Gunshot wounds covered under most Obamacare policies.
Via Chicago Tribune:
The two young cousins looked out at the West Side crime scene and agreed: The neighborhood was better when the drug dealers were around.
“When the drug dealers had left, that’s when everything started getting worse on this block,” said Mariah Monae, 16, who didn’t want to give her last name. “But when they was here, they was protecting us. They ain’t let none of that shooting stuff happen.”
About half an hour earlier at 9:55 p.m. Friday, a 19-year-old man had been shot while riding a bike in the 1100 block of South Central Park Avenue in the Homan Square neighborhood. He was hit in the back and taken to Mount Sinai Hospital in critical condition, leaving Mariah Monae and her 15-year-old cousin, who live nearby, to check things out.
“This block is just ridiculous,” she said. “That’s why I stay in the house.”

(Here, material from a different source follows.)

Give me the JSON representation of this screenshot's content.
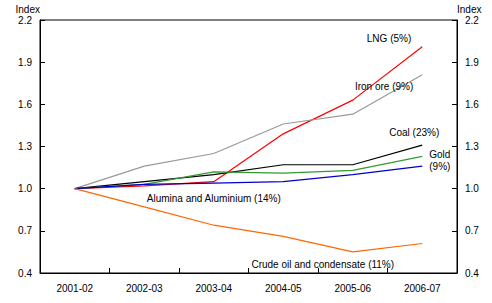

A $3 million-a-year drug operation used to be centered nearby, according to authorities. In June, more than 40 people were charged in connection with the alleged heroin ring.
“They used to be right here, taking up the whole block,” said Mariah Monae, spinning around to point at the intersections of Grenshaw Street and Central Park. “Ain’t nothing happen over here, everything was cool.”
Violence was bad for the dealers’ business, they said. Mariah Monae had even seen the sellers break up big groups of people fighting.
“When they left, that’s when everything started acting up,” she said. “People come up here shooting for no apparent reason. … People probably scared to walk through here now. I am.”